Black Warrior Riverkeeper celebrates its 15th anniversaryBy Serena Bailey | 06/12/2017 10:44am
Black Warrior Riverkeeper is a Birmingham-based nonprofit dedicated to helping protect the Black Warrior River watershed.
Five years ago the Birmingham-based nonprofit Black Warrior Riverkeeper was celebrating its 10th anniversary on the Bama Belle when one of the boat’s engines broke. The boat would be out of commission for almost five years, returning this past February. Now, Black Warrior Riverkeeper is returning to Tuscaloosa to celebrate its fifteenth anniversary on the Bama Belle, cruising the river it works every day to protect.
“Environmentalism is a very efficient and effective way of loving one's neighbors because the environment affects everyone,” said Charles Scribner, the executive director of Black Warrior Riverkeeper. “Doesn't matter what your politics are, what your background is, or what you're interested in. We all need clean water in order to survive and thrive. There are a million people that live in the Black Warrior River Watershed so if I can do anything to help to make their water quality better I'll feel really good about that.”
Black Warrior Riverkeeper is an organization dedicated to helping protect the Black Warrior River watershed, including the river and all creeks and lakes connected to it in 17 counties across the state. Tuscaloosa was chosen for the celebration for a few reasons, according to Scribner. Among which include the fact that the river and the city of Tuscaloosa both have the same namesake, Choctaw Chief Tuskaloosa, and the fact that most of the organization's volunteers are UA students.
“I think the biggest challenge [with] environmental issues is often the results of our efforts are not immediately seen,” he said. “We're protecting our neighbors but we're also protecting future generations. The decisions we make now really affect people downstream, and I don't just mean downstream literally although that is certainly the case, but also downstream figuratively in the case that we're protecting future generations from pollution and harm.”
Senior public relations major Hope Runyan is currently working as an intern at Black Warrior Riverkeeper. As part of her internship, she works on various projects for the organization and reaches out to volunteers across the 17 counties in the watershed. Working with Black Warrior Riverkeeper, she said, has given her a new appreciation for the river and the resources it provides, including drinking water.
“You know you're supposed to recycle but eventually you kind of forget to do some of those things,” Runyan said. “I think that after everything I'm learning, I want to keep it with me and learn to apply to every day. Anywhere I go after graduation, even if I leave Alabama, there's going to be another watershed because you're always living in a watershed and there's probably going to be pollutants and things like that. There's always something for you to do to help the environment.”
William Andreen, a professor in environmental law and administrative law at the University, has been active in the environmental community in Alabama for 30 years.
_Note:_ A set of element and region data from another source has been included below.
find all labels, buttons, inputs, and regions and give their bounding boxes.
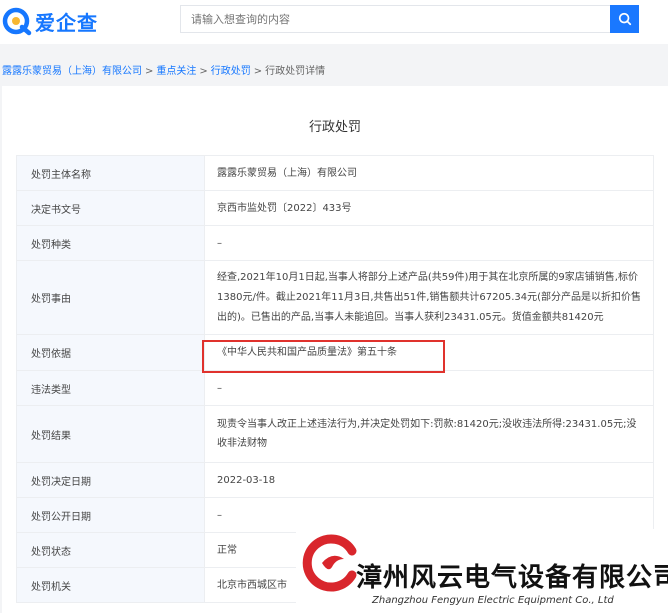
row-value: 2022-03-18 xyxy=(204,462,654,498)
breadcrumb: 露露乐蒙贸易（上海）有限公司 > 重点关注 > 行政处罚 > 行政处罚详情 xyxy=(2,62,325,77)
search-button[interactable] xyxy=(610,5,639,33)
table-row: 处罚事由 经查,2021年10月1日起,当事人将部分上述产品(共59件)用于其在… xyxy=(16,260,654,335)
row-label: 处罚主体名称 xyxy=(16,155,205,191)
aiqicha-logo-icon xyxy=(2,7,32,36)
row-label: 处罚状态 xyxy=(16,532,205,568)
breadcrumb-current: 行政处罚详情 xyxy=(265,66,326,77)
breadcrumb-separator: > xyxy=(145,66,154,77)
row-value: 经查,2021年10月1日起,当事人将部分上述产品(共59件)用于其在北京所属的… xyxy=(204,260,654,335)
row-label: 处罚事由 xyxy=(16,260,205,335)
row-label: 处罚公开日期 xyxy=(16,497,205,533)
logo-text: 爱企查 xyxy=(35,10,98,35)
breadcrumb-key-focus[interactable]: 重点关注 xyxy=(156,66,196,77)
table-row: 处罚决定日期 2022-03-18 xyxy=(16,462,654,498)
row-label: 处罚种类 xyxy=(16,225,205,261)
breadcrumb-separator: > xyxy=(199,66,208,77)
row-label: 处罚结果 xyxy=(16,405,205,463)
breadcrumb-separator: > xyxy=(253,66,263,77)
breadcrumb-company[interactable]: 露露乐蒙贸易（上海）有限公司 xyxy=(2,66,142,77)
table-row: 处罚结果 现责令当事人改正上述违法行为,并决定处罚如下:罚款:81420元;没收… xyxy=(16,405,654,463)
row-label: 处罚依据 xyxy=(16,334,205,371)
table-row: 处罚主体名称 露露乐蒙贸易（上海）有限公司 xyxy=(16,155,654,191)
row-label: 决定书文号 xyxy=(16,190,205,226)
table-row: 处罚种类 – xyxy=(16,225,654,261)
table-row: 决定书文号 京西市监处罚〔2022〕433号 xyxy=(16,190,654,226)
row-value: – xyxy=(204,497,654,533)
row-value: 京西市监处罚〔2022〕433号 xyxy=(204,190,654,226)
company-watermark: 漳州风云电气设备有限公司 Zhangzhou Fengyun Electric … xyxy=(296,529,668,613)
row-label: 违法类型 xyxy=(16,370,205,406)
watermark-company-name-en: Zhangzhou Fengyun Electric Equipment Co.… xyxy=(372,595,614,606)
breadcrumb-admin-penalty[interactable]: 行政处罚 xyxy=(211,66,251,77)
row-value: 《中华人民共和国产品质量法》第五十条 xyxy=(204,334,654,371)
row-value: – xyxy=(204,370,654,406)
table-row: 处罚依据 《中华人民共和国产品质量法》第五十条 xyxy=(16,334,654,371)
fengyun-logo-icon xyxy=(302,534,357,592)
site-logo[interactable]: 爱企查 xyxy=(2,6,98,36)
search-bar xyxy=(180,5,639,33)
top-header: 爱企查 xyxy=(0,0,668,44)
row-label: 处罚机关 xyxy=(16,567,205,603)
table-row: 违法类型 – xyxy=(16,370,654,406)
search-icon xyxy=(618,12,631,26)
search-input[interactable] xyxy=(180,5,610,33)
table-row: 处罚公开日期 – xyxy=(16,497,654,533)
row-value: 现责令当事人改正上述违法行为,并决定处罚如下:罚款:81420元;没收违法所得:… xyxy=(204,405,654,463)
row-label: 处罚决定日期 xyxy=(16,462,205,498)
row-value: – xyxy=(204,225,654,261)
watermark-company-name: 漳州风云电气设备有限公司 xyxy=(356,563,668,593)
row-value: 露露乐蒙贸易（上海）有限公司 xyxy=(204,155,654,191)
page-title: 行政处罚 xyxy=(308,120,361,135)
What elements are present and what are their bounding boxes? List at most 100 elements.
He’s currently a member of Black Warrior Riverkeeper’s Board of Directors as well as a member of its legal committee.
“To me, it's a matter of stewardship,” Andreen said. “We have a marvelous planet with fantastic resources and we have a duty to take care of it and pass it on to future generations in as good a shape as we found it or better.”
For Scribner, he said he doesn’t think the organization’s work will ever be done.
“Even if we made so much progress that it seemed as if there were no more battles to fight the minute that we turn our backs and declare victory there’s going to be some new threat creeping into the watershed,” Scribner said. “So it really takes the vigilance of not just our staff but our thousands of members to contact us consistently and report pollution.”
Citizens who see anything out of the ordinary on the river can also report the occurrence to Black Warrior Riverkeeper through their website blackwarriorriver.org. There they’ll find a list of problems currently facing the river as well as an interactive form to report pollution.
“I think that, politically, unfortunately, people are fed this lie that we need to choose between the environment and jobs so it's been a little bit disappointing to see in a state that is so incredibly outdoorsy and has such beautiful and valuable natural resources that there isn't a very good effort from our politicians to protect those resources,” Scribner said. “But at the same time what has made me so happy is that there are so many non-profit environmental organizations and so many citizens that have the spirit and wanted to protect those resources. So where our government is failing, the citizens are picking up the slack and that's very inspiring.”